January 19, 2011

Agra & The Taj Mahal

After Varanasi, and those sights and sounds that I am sure will remain with imprinted on our memories for a very long time, we turned westwards. A short flight back to Delhi and we picked up a car and driver and were on our way to Agra, home of the famous Taj Mahal, and to Rajestan, the desert region filled with clan history, palaces and forts. We were also hopeful that, as we headed west and southwards, that the temperatures might increase a few notches.

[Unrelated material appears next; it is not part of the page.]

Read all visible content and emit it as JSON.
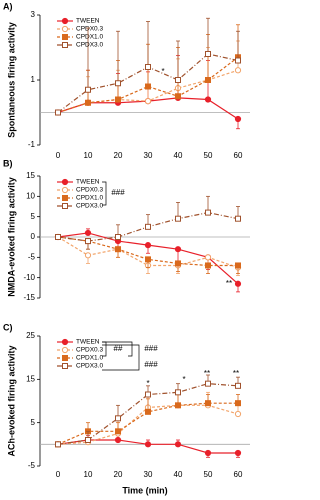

Our new driver was named Haroon.He didn't say much but he was generally helpful. Haroon was rather more of a crazy driver than was Sateesh, our previous driver.  Haroon had a well rehearsed 'undertaking at speed' manouevre that would see us first undertake one vehicle then overtake the next then undertake the one after, and so on. This driving style would see us gain maybe one kilometre in every hundred but he was happy and we never felt in any truly great danger.

Agra as a town seems a nice enough place. Its not too grubby, the traffic isn't mad, its not too noisy and of course has the Taj Mahal as its principle attraction. Cars aren't allowed down the very narrow streets close to the Taj Mahal so we parked a little way out then took an autorickshaw for the half mile to the main entrance. This short ride was undertaken at breakneck speed through very busy, narrow streets, and saw us mow down a motorcyclist and his female pillion passenger who was, naturally, riding side saddle.  Our rickshaw driver stopped for a few seconds to curse the motorcyclist as he lay pinned under his machine and then drove on as if nothing had happened. We have no dea of their fate.








The day of our visit was mild, but misty.We'd hired a guide for 450 rupees and I have to say I would recommend anyone to do so. Insights on the nature and history of the site were welcomed but, more practically, the knowledge of the better vantage points for photographs were a great help. He also took a few snaps of both of us together which, when travelling as a pair, is rarely possible.

It costs 750 rupees to get in, about £10. This by Indian standards is an enormous sum, but its worth every penny. This also gets you a pair of bright red disposable overshoes for once you reach a certain point in the grounds you are required to either don these or go barefoot. It wasn't paticularly tropical so we put on the red shoes.

The only thing I can say about the Taj Mahal is that any photograph or film you may have seen of it will not do it justice.  Though the grounds are perhaps smaller than you may imagine the structure itself is truly magnificent and the skill of the craftsmen that built it is apparent in every minute detail. It is wonderful. I'll post some pictures that also will not convey the fabulous beauty of this place.

If you ever get the chance to go then go.

Kathy mislaid her glasses there so first job at the next stop, Jaipur, was an opticians.